Sea Turtle Season Ends on Sanibel and Captiva
Sea turtle nesting season has officially ended on Sanibel and Captiva, with the last remaining nest inventoried last week.
A total of 786 sea turtle nests were laid on the islands this year, and 35,803 hatchlings successfully emerged. Loggerhead sea turtles (Caretta caretta) laid 769 of the nests, and green sea turtles (Chelonia mydas) laid 18 nests.
Although numbers were down a bit this year on Sanibel and Captiva compared to the prior year, other areas in the region — such as Bonita and Lovers Key State Park — experienced record nesting.
“Preliminary statewide numbers for the 2022 season are pretty encouraging, and our lack of a record is not necessarily a big cause for concern,” said SCCF Sea Turtle Biologist Jack Brzoza. “Turtles don’t typically nest every year, and it could be a year where a lot of their off years coincide, or they could be nesting on other local beaches, among other potential factors. For instance, one of our satellite-tracked loggerheads, Pepper, was observed to have nested on nearby beaches in Sarasota and Bonita based on satellite transmission data and visual confirmation.”
Before Hurricane Ian, the sea turtle season was already beginning to wind down, as peak nesting tends to occur in June and July. The vast majority of nests had already hatched and been inventoried. There were 17 remaining nests when the storm hit, only one of which, a green sea turtle nest, survived. SCCF staff were able to confirm the nests’ outcomes with highly accurate Trimble GPS data. Last week, SCCF biologists inventoried the final nest to evaluate its contents and determine nest productivity. The nest was not observed to have hatched, but because it incubated the full duration, it met state requirements for a nest evaluation.

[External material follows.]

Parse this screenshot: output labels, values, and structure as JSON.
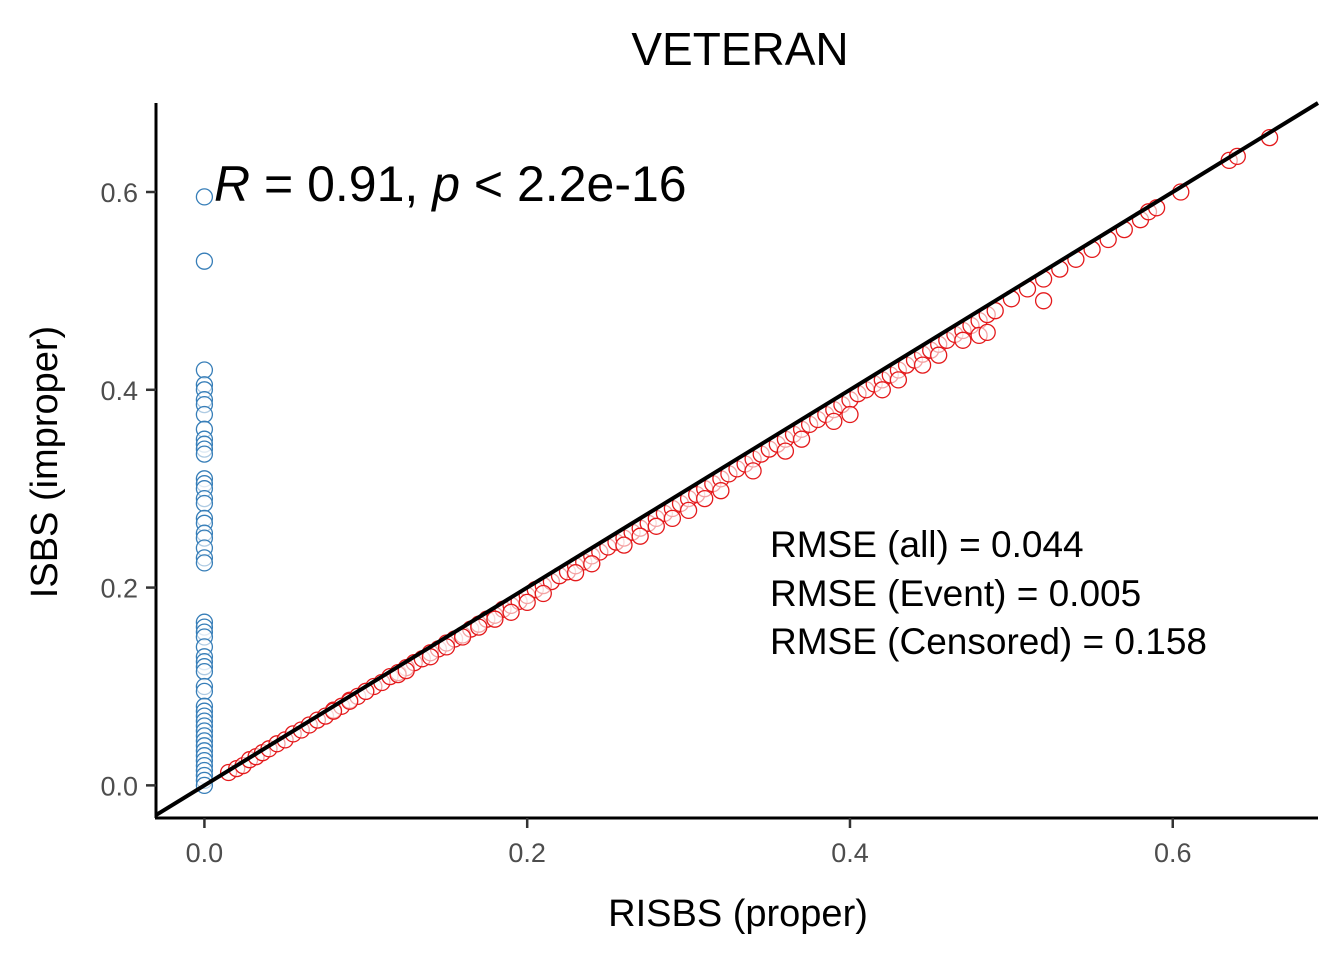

The team was only able to find 19 eggs, which is low given that green sea turtles in Florida lay an average clutch size of around 110-115 eggs, Brzoza said.
“This nest experienced severe and prolonged inundation from the hurricane, and it’s likely that some eggs were washed out to sea,” he said. “It’s possible the turtle who laid the nest successfully produced offspring earlier in the year, since nesting females can lay up to 6 clutches over the season.”
Nesting multiple times per year helps sea turtles continually survive in environments with periodic large storms, said Brzoza, adding that he’s hopeful sea turtles will be resilient and have another successful season next year despite 2022’s setbacks.
“Beaches are incredibly dynamic environments, and there’s a good chance the beaches will look different than they do now come the start of the 2023 nesting season in April. There’s time for dune vegetation to regrow and areas will continue to accrete or erode over the winter,” Brzoza said. “Suitable nesting habitat still remains, and there is the potential for that to further improve over the coming months.”